Le texte dont nous discutons ne bouscule pas le cadre existant. Il lui donne une souplesse qui permettra de concilier une potentielle évolution personnelle et la stabilité que requiert l'identité des personnes. En ce sens, il modifie la donne de façon raisonnable et équilibrée.

L'article 1er donne le droit à toute personne majeure de porter, à titre d'usage, le nom de famille du parent qui ne lui a pas transmis le sien, par substitution ou adjonction à son propre nom et dans l'ordre qu'elle choisit, dans la limite – bien entendu – d'un nom de famille pour chacun des parents. L'article 2 prévoit que toute personne puisse demander à l'officier d'état civil dépositaire de son acte de naissance de changer de nom, par substitution ou adjonction à son propre nom du nom de famille du parent qui ne lui a pas transmis le sien. Quant à l'article 3, il établit les conditions dans lesquelles cette capacité peut être mobilisée pour les majeurs protégés.

Le texte permet donc d'introduire davantage de responsabilité et de liberté. Il facilitera les changements de nom des enfants qui, malheureux car victimes de violences de la part de leur père ou ayant fait l'objet d'un abandon, pourront choisir, sans difficulté majeure et en évitant un parcours qui peut être long, amer et humiliant, de faire correspondre leur identité patronymique avec celle de parents aimants. Il complète un mouvement législatif auquel les députés du groupe Socialistes et apparentés ont contribué et souscrivent.

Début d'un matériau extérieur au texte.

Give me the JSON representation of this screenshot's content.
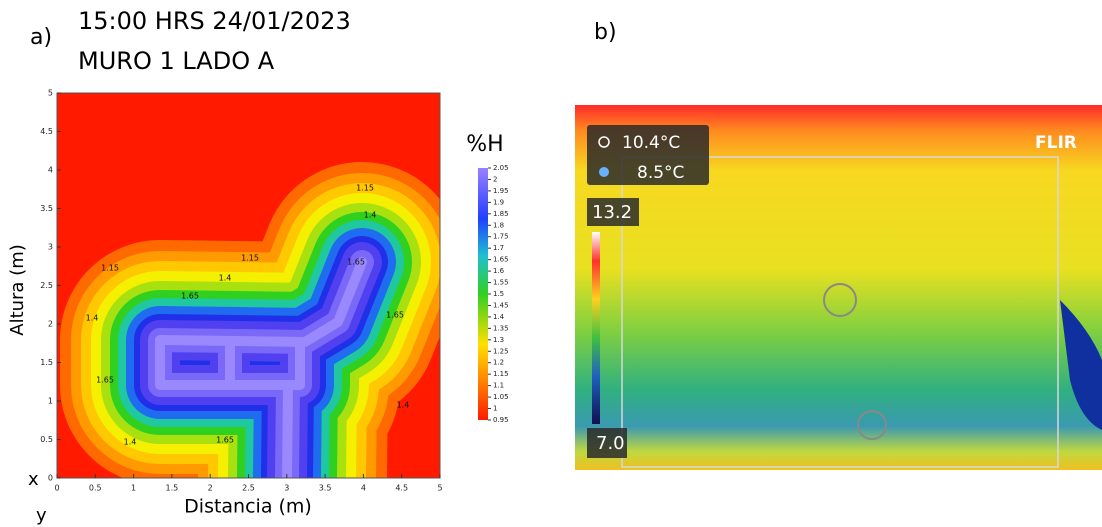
{
  "chart_data": [
    {
      "type": "contour",
      "panel_label": "a)",
      "title": "15:00 HRS 24/01/2023",
      "subtitle": "MURO 1 LADO A",
      "x_label": "Distancia (m)",
      "y_label": "Altura (m)",
      "corner_x": "x",
      "corner_y": "y",
      "xlim": [
        0,
        5
      ],
      "ylim": [
        0,
        5
      ],
      "xticks": [
        0,
        0.5,
        1,
        1.5,
        2,
        2.5,
        3,
        3.5,
        4,
        4.5,
        5
      ],
      "yticks": [
        0,
        0.5,
        1,
        1.5,
        2,
        2.5,
        3,
        3.5,
        4,
        4.5,
        5
      ],
      "colorbar_label": "%H",
      "clim": [
        0.95,
        2.05
      ],
      "cticks": [
        0.95,
        1,
        1.05,
        1.1,
        1.15,
        1.2,
        1.25,
        1.3,
        1.35,
        1.4,
        1.45,
        1.5,
        1.55,
        1.6,
        1.65,
        1.7,
        1.75,
        1.8,
        1.85,
        1.9,
        1.95,
        2,
        2.05
      ],
      "contour_labels": [
        1.15,
        1.15,
        1.15,
        1.4,
        1.4,
        1.4,
        1.4,
        1.4,
        1.65,
        1.65,
        1.65,
        1.65,
        1.65
      ]
    },
    {
      "type": "thermal-image",
      "panel_label": "b)",
      "max_temp": "10.4°C",
      "min_temp": "8.5°C",
      "scale_max": "13.2",
      "scale_min": "7.0",
      "brand": "FLIR"
    }
  ]
}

Nos collègues du Sénat se sont majoritairement opposés à la disposition pivot de la proposition de loi, qui concerne la simplification du changement de nom de famille ; ils ont proposé une procédure spécifique, relevant du ministère de la justice. Ils ont par ailleurs repoussé la substitution de nom pour les mineurs. Enfin, ils se sont opposés à la possibilité pour un parent de décider seul d'adjoindre, à titre d'usage, son nom de famille à celui de l'enfant. Autrement dit, ils ont vidé le texte de sa substance, mus par la volonté de faire comme si le processus d'évolution était en la matière déjà achevé. Nous le constatons et pour ma part, je le regrette, car il s'agit d'un combat d'arrière-garde.

Les amendements déposés et défendus par les députés du groupe Socialistes et apparentés ont été débattus et adoptés. En l'état, le texte permet donc d'atteindre un nouveau point d'équilibre. Nous le voterons car il se conforme à une évolution sociale – certains diraient sociétale –, règle des situations personnelles et familiales difficiles et garantit mieux le droit s'appliquant au nom patronymique, qui constitue un élément majeur de la vie privée et familiale. Nous sommes heureux d'être réunis pour travailler en ce sens.